In Florida two European perspectives competed for dominance; the Spanish view that the local population was to be converted to Catholicism, the English that they be considered less than human, denied basic rights, exterminated or transported to distant, unproductive land, to be forgotten. Neither was kind. The English won and America has since warred with itself over whether humanity is a grant or the basic human condition.

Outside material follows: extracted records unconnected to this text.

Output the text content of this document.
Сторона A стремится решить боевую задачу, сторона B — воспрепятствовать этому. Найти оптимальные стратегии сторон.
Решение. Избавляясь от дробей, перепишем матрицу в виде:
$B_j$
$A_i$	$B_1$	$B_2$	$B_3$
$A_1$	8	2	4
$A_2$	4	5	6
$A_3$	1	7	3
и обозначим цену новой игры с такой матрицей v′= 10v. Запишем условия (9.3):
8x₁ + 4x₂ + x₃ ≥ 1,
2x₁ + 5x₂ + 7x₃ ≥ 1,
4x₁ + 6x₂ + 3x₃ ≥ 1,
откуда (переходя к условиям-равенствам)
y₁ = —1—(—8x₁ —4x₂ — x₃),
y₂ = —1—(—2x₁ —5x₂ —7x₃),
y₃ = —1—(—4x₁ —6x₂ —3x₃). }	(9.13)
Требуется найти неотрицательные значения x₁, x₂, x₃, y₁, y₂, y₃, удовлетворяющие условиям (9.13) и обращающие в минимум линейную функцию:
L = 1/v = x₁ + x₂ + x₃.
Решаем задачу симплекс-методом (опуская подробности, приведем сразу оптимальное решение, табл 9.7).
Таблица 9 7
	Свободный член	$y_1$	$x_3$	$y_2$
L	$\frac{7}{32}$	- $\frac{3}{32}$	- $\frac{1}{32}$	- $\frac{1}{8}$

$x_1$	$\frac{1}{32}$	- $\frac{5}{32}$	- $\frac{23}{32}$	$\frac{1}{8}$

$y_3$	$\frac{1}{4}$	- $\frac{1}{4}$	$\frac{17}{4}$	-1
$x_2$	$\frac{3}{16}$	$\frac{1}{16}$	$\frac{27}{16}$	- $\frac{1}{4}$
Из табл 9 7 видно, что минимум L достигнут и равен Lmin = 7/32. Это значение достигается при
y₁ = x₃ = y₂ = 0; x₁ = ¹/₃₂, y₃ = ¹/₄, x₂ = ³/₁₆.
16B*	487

Today, with America at the nadir of what Martin Luther King called “the arc of the moral universe” that is long, but bends toward justice, we confront the moral emptiness of the view held today by the twenty-something percent of Americans who believe that humans, who are of different color or pray to different gods, should be denied the very inalienable rights they themselves view as their birthright.
And long has it been so.
As this set of documents relating to the burning alive of a slave in 1730 in Ulster County for arson affirms, the abject dehumanization of non-whites, when left to local citizens, could happen, even in the very shadows of the churches such governing families attended on Sundays to be preached back into compliance with religious values.
We have come so far and, then again, we have not come far enough.
So, I’m grateful to have acquired this piece of Ulster County history, even if its implications are soul-deadening. Records of it are thin. The county histories have nary a mention but Swann, ever thorough, found references in a 1918 pamphlet, so its story, a flickering flame that local 19th century historians sought to forget, now lives on for another generation to ponder.